Overeating becomes even easier when food is everywhere, Nestle says. Meal time is all the time when everything from cars to backpacks to grocery carts are redesigned with snack food holders to accommodate constant munching.
But Nestle acknowledges it becomes a chicken-or-egg question. Lifestyles have changed, and Americans want to eat big and on the run. Did that lead food companies to change, or did new products change Americans?
Engineering obesity?
Despite his criticism of the industry's practices, Yale's Katz acknowledges companies are in a difficult position. Ultimately, they sell food — and staying in business means selling the foods people want. Public health is secondary.
But what if those companies engineered their foods to make you eat more of them? Though he acknowledges that evidence is scarce, Katz believes companies do just that, much the way tobacco companies were accused of tinkering with nicotine.
Research shows that people eat more when faced with a variety of foods, or even a variety of flavors within a single food. For example, you are less likely to overeat plain baked potatoes than those drenched in butter, salt, sour cream and chives.
Sugary cereals, Katz notes, have more salt in them than many potato and corn chips. Katz believes that's one way to make a cereal's flavor more complex and appealing to get people to eat more of it.
Industry officials dispute Katz's theory. Earl, of the Food Products Association, says he knows of no company that has knowingly manipulated ingredients as Katz suggests.
Whatever the food industry's share of the blame, Tillotson, the Tufts professor, thinks obesity lawsuits are inappropriate and Congress is considering a measure to bar them. Food companies were asked to feed a hungry nation; suing now penalizes them for doing so, he believes.
Industry officials contend lawsuits divert resources from efforts to educate consumers and to produce healthier foods. Market demand and a sense of social responsibility are better catalysts for change, they say.
And some companies deserve real credit for living up to that.
But while critics applaud the changes, they say industry goodwill and consumer demand aren't reliable enough. The realities of competition can push goodwill aside and consumers can't be counted on to want what's good for them.
Leach acknowledges it's true that industry will follow consumer demand, and that includes high-fat, high-sugar foods.
That's why Richard Daynard, director of the obesity and law project at Northeastern University School of Law in Boston, says lawsuits — some are pending, some were dismissed or settled — still are needed as part of a larger assessment of the obesity epidemic.
"You can't get to a solution until you get a diagnosis.
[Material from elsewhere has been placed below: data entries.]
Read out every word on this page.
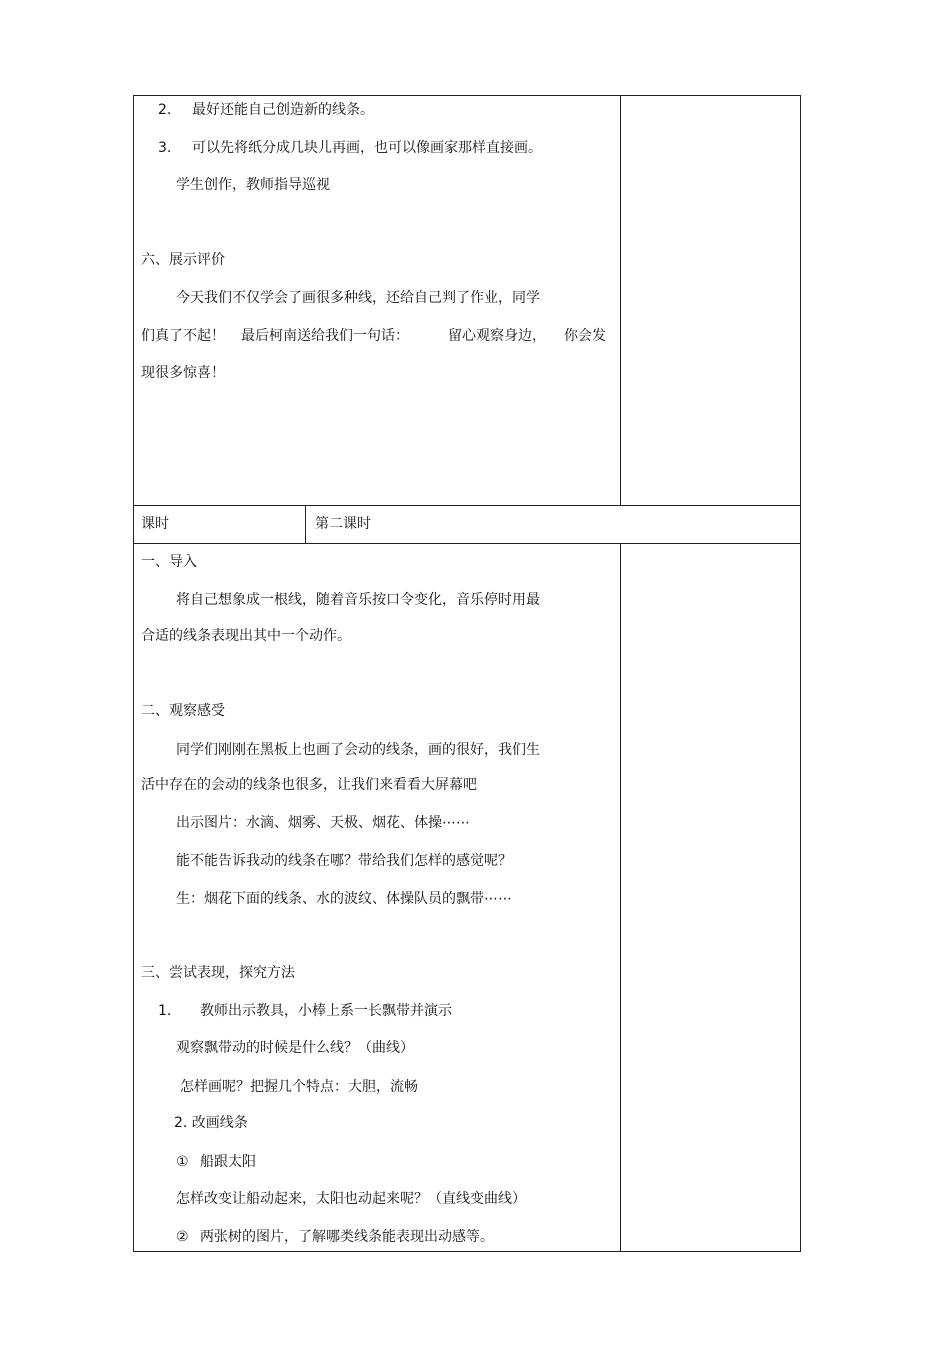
2. 最好还能自己创造新的线条。
3. 可以先将纸分成几块儿再画，也可以像画家那样直接画。
学生创作，教师指导巡视
六、展示评价
今天我们不仅学会了画很多种线，还给自己判了作业，同学
们真了不起！ 最后柯南送给我们一句话：	留心观察身边， 你会发
现很多惊喜！
课时	第二课时
一、导入
将自己想象成一根线，随着音乐按口令变化，音乐停时用最
合适的线条表现出其中一个动作。
二、观察感受
同学们刚刚在黑板上也画了会动的线条，画的很好，我们生
活中存在的会动的线条也很多，让我们来看看大屏幕吧
出示图片：水滴、烟雾、天极、烟花、体操⋯⋯
能不能告诉我动的线条在哪？带给我们怎样的感觉呢？
生：烟花下面的线条、水的波纹、体操队员的飘带⋯⋯
三、尝试表现，探究方法
1. 教师出示教具，小棒上系一长飘带并演示
观察飘带动的时候是什么线？（曲线）
怎样画呢？把握几个特点：大胆，流畅
2. 改画线条
① 船跟太阳
怎样改变让船动起来，太阳也动起来呢？（直线变曲线）
② 两张树的图片，了解哪类线条能表现出动感等。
If you don't see the role of the junk food industry in causing the problem and in continuing to maintain the problem, you've missed a big part of the diagnosis," says Daynard, who is leading a soda industry lawsuit.
"Things that dramatically assign blame, like a lawsuit, help people make a diagnosis."
Ellen Van Gelder, an obese 41-year-old health-care worker from Concord, N.H., doesn't need a lawsuit to make her diagnosis.
Though she disapproves of many of the food industry's marketing methods and wishes food companies would make it easier to eat healthier, ultimate responsibility for her weight is her own, she says.
"I would love to blame somebody else. The reality is it's each person's responsibility," says Van Gelder, who has battled her weight her entire life. "You put the food on your plate. You choose whether to eat it."